Chicken Piccata

“The higher acidity of the Sauvignon Blanc matches the acidity in the chicken piccata’s lemony sauce and balances out the dish’s robust flavors. Consider serving with a side of roasted asparagus to round out the meal and bring the pairing to the next level!”

Linda Wetzel, Founder and Family Partner

Serves: 4


2 large, boneless, skinless chicken breasts
Salt and freshly ground pepper, to taste
3/4 cup flour
3 Tbsp AVV olive oil, divided
3 Tbsp butter, divided
1 shallot, finely chopped
1/4 cup AVV Sauvignon Blanc
2 Tbsp capers, drained
3/4 cup chicken stock
1/4 cup fresh lemon juice
1 tsp lemon zest
Fresh parsley, chopped

Method of Preparation:

Cut chicken breasts lengthwise, pat dry and lightly pound to 1/2 thickness. Season both sides with salt and pepper and dredge in flour, shaking off excess.

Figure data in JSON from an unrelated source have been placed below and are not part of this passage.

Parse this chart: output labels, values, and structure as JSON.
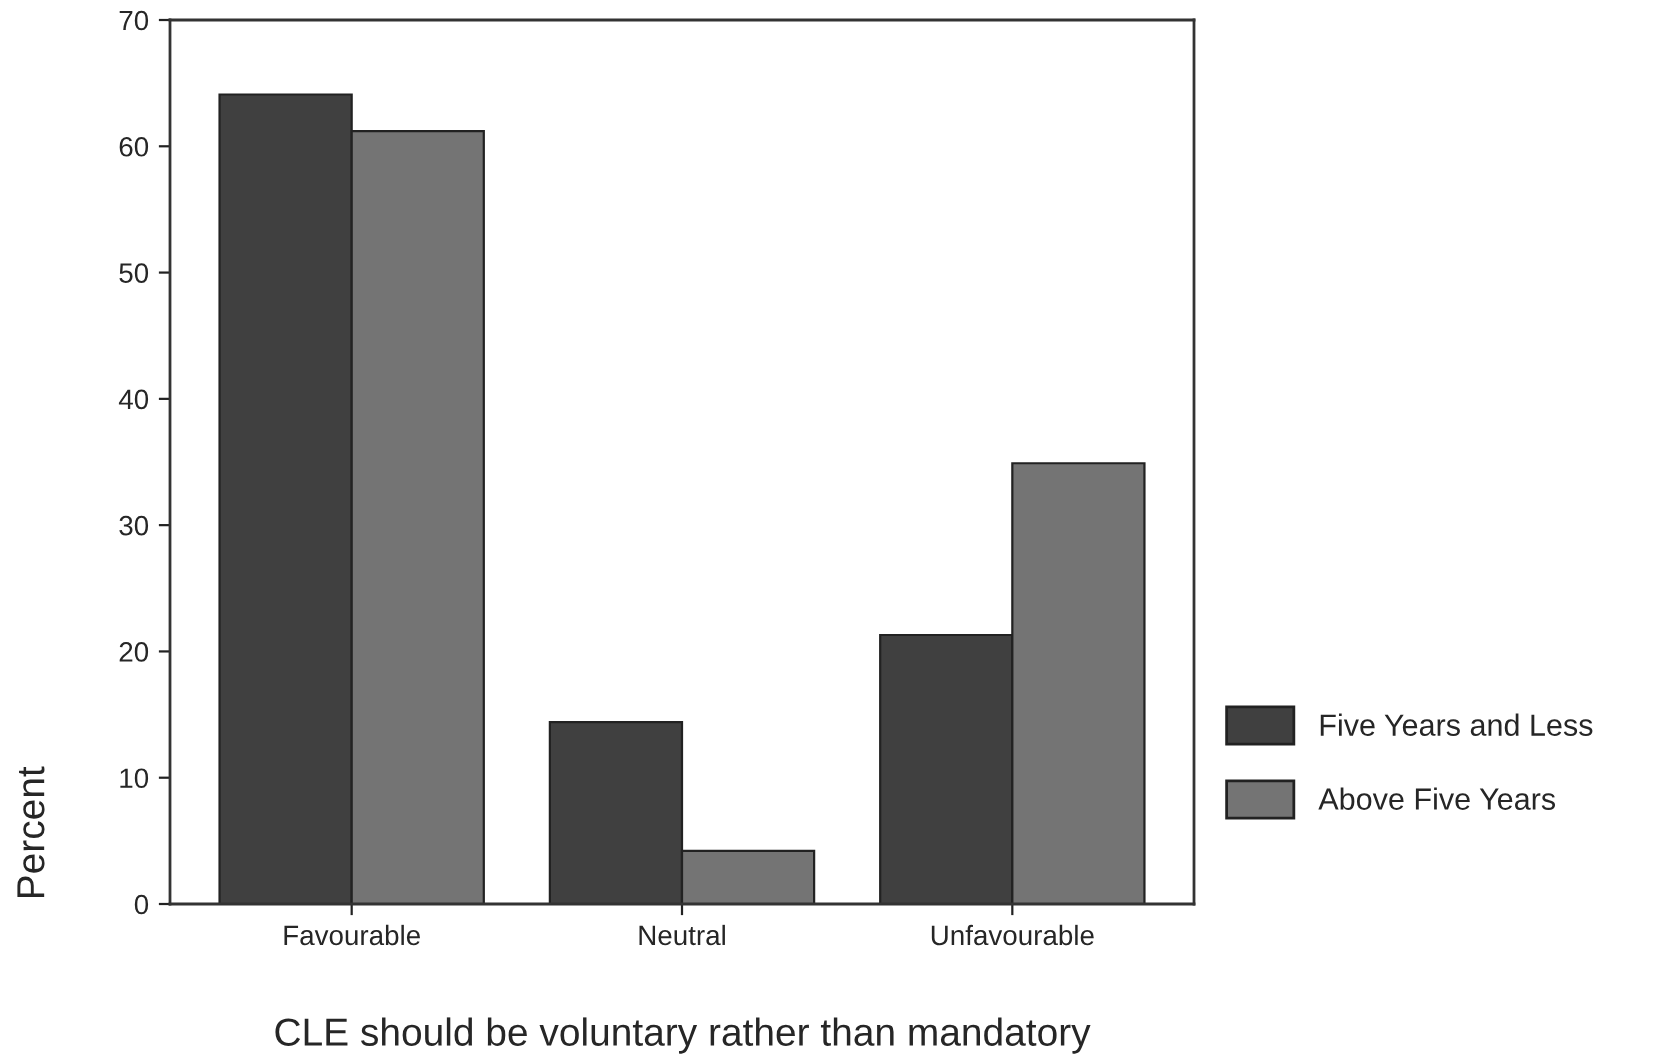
{
  "chart_data": {
    "type": "bar",
    "xlabel": "CLE should be voluntary rather than mandatory",
    "ylabel": "Percent",
    "categories": [
      "Favourable",
      "Neutral",
      "Unfavourable"
    ],
    "series": [
      {
        "name": "Five Years and Less",
        "color": "#404040",
        "values": [
          64.1,
          14.4,
          21.3
        ]
      },
      {
        "name": "Above Five Years",
        "color": "#747474",
        "values": [
          61.2,
          4.2,
          34.9
        ]
      }
    ],
    "ylim": [
      0,
      70
    ],
    "yticks": [
      0,
      10,
      20,
      30,
      40,
      50,
      60,
      70
    ],
    "grid": false,
    "legend": "right"
  }
}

Heat 2 Tbsp of olive oil and 1 1/2 Tbsp of butter in a large pan over medium-high heat until just beginning to smoke. Add half the floured chicken and cook undisturbed until browned, about 2 1/2 to 3 minutes per side, then remove to warm platter. Add the remaining olive oil to the drippings and repeat the cooking process with the remaining chicken, then add to the platter when done.

Using the same pan, reduce heat to medium and melt the remaining butter. Add the chopped shallot and cook until soft, stirring occasionally, about 2 minutes. Add the Sauvignon Blanc and capers, then stir, scraping the bottom of the pan to release any browned bits. Bring to a simmer and cook until slightly reduced. Add chicken stock, lemon juice and lemon zest, combining well. Bring back to a simmer, then let reduce slightly again. Return the chicken to the pan and cook until chicken is done and the sauce is slightly thickened and turns milky.

Garnish with fresh chopped parsley and serve.